About Yesafili (aflibercept-jbvf)
Biocon Biologics, a subsidiary of Biocon Limited, developed Yesafili. This marks Biocon’s entry into the ophthalmology market, adding to their extensive portfolio of biosimilars aimed at making high-quality biologic therapies more accessible and affordable. Biocon Biologics is a significant player in the global biosimilars industry, known for its robust pipeline and strategic acquisitions, such as the recent $3 billion acquisition of Viatris’ global biosimilars business.
About Opuviz (aflibercept-yszy)
Opuviz is developed by Samsung Bioepis and marketed in the United States by Biogen. Samsung Bioepis has a strong track record in the biosimilars market, having previously introduced Byooviz, a biosimilar to Lucentis, for various eye diseases. The approval of Opuviz further cements their position in the ophthalmology sector.
Market Impact and Significance
The approval of these biosimilars is expected to increase competition in the market, potentially lowering treatment costs for patients. This is particularly significant given the high cost of biologic treatments. Aflibercept products work by inhibiting vascular endothelial growth factor (VEGF), which prevents abnormal blood vessel growth within the eye, thereby preserving vision.
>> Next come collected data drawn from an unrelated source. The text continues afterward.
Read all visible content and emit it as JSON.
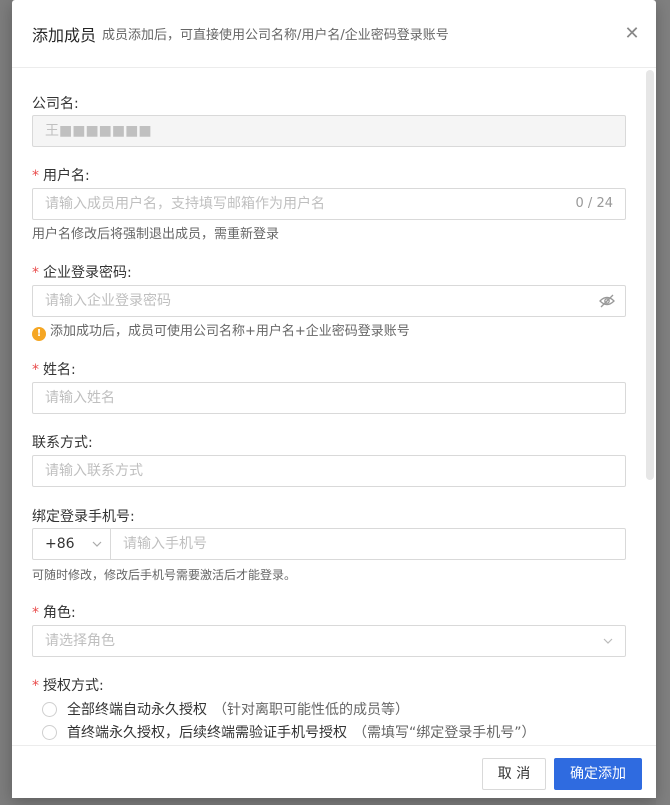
{
  "modal": {
    "title": "添加成员",
    "subtitle": "成员添加后，可直接使用公司名称/用户名/企业密码登录账号",
    "close_icon": "close-icon"
  },
  "company": {
    "label": "公司名:",
    "value": "王■■■■■■■"
  },
  "username": {
    "label": "用户名:",
    "placeholder": "请输入成员用户名，支持填写邮箱作为用户名",
    "counter": "0 / 24",
    "hint": "用户名修改后将强制退出成员，需重新登录"
  },
  "password": {
    "label": "企业登录密码:",
    "placeholder": "请输入企业登录密码",
    "hint": "添加成功后，成员可使用公司名称+用户名+企业密码登录账号"
  },
  "name": {
    "label": "姓名:",
    "placeholder": "请输入姓名"
  },
  "contact": {
    "label": "联系方式:",
    "placeholder": "请输入联系方式"
  },
  "phone": {
    "label": "绑定登录手机号:",
    "prefix": "+86",
    "placeholder": "请输入手机号",
    "hint": "可随时修改，修改后手机号需要激活后才能登录。"
  },
  "role": {
    "label": "角色:",
    "placeholder": "请选择角色"
  },
  "auth": {
    "label": "授权方式:",
    "options": [
      {
        "label": "全部终端自动永久授权",
        "note": "（针对离职可能性低的成员等）"
      },
      {
        "label": "首终端永久授权，后续终端需验证手机号授权",
        "note": "（需填写“绑定登录手机号”）"
      }
    ]
  },
  "footer": {
    "cancel_label": "取 消",
    "confirm_label": "确定添加"
  },
  "colors": {
    "primary": "#2f6be0",
    "required": "#e94b4b",
    "warning": "#f5a623"
  }
}
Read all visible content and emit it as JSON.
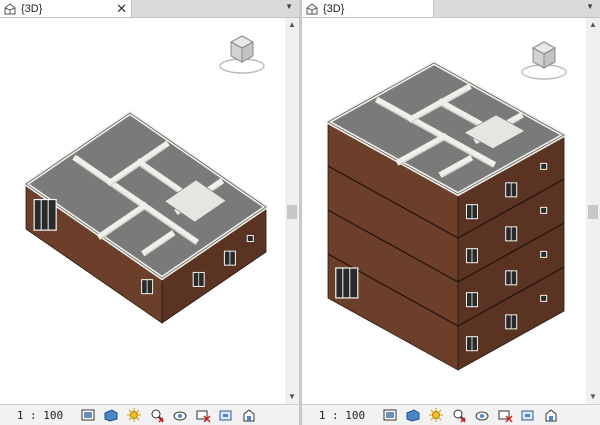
{
  "left_view": {
    "tab_title": "{3D}",
    "tab_close_glyph": "✕",
    "menu_glyph": "▼",
    "scale": "1 : 100",
    "floors": 1
  },
  "right_view": {
    "tab_title": "{3D}",
    "menu_glyph": "▼",
    "scale": "1 : 100",
    "floors": 4
  },
  "scroll": {
    "up_glyph": "▲",
    "down_glyph": "▼"
  },
  "view_cube": {
    "label": "3D view cube"
  },
  "status_icons": [
    "model-graphics-style-icon",
    "shadows-icon",
    "sun-path-icon",
    "temporary-hide-isolate-icon",
    "reveal-hidden-elements-icon",
    "crop-view-icon",
    "show-crop-region-icon",
    "unlock-3d-view-icon"
  ],
  "colors": {
    "brick": "#6b3f2a",
    "brick_dark": "#5a3322",
    "roof": "#7a7a7a",
    "wall": "#f0f0ea",
    "wall_side": "#d4d4cc",
    "window": "#2a2a2a",
    "window_frame": "#f4f4f4"
  }
}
The Growing Biosimilars Market
The global biosimilars market is poised for substantial growth, driven by increasing demand for affordable biologic therapies and the expiration of patents on many blockbuster biologics. In 2023, the market was valued at approximately $29.51 billion and is projected to grow at a compound annual growth rate (CAGR) of 17.6%, reaching around $108.8 billion by 2031.
This growth is fueled by several factors, including the rising prevalence of chronic diseases, the cost-effectiveness of biosimilars, and significant investments in research and development. The availability of biosimilars like Yesafili and Opuviz is expected to contribute significantly to this market expansion by providing more affordable treatment options and stimulating competition.
What’s Next
The FDA’s approval of Yesafili and Opuviz marks a pivotal moment in the treatment of serious eye conditions, promising greater accessibility and affordability for patients. With the biosimilars market set for rapid growth, these approvals highlight the ongoing efforts to make high-quality healthcare more accessible worldwide.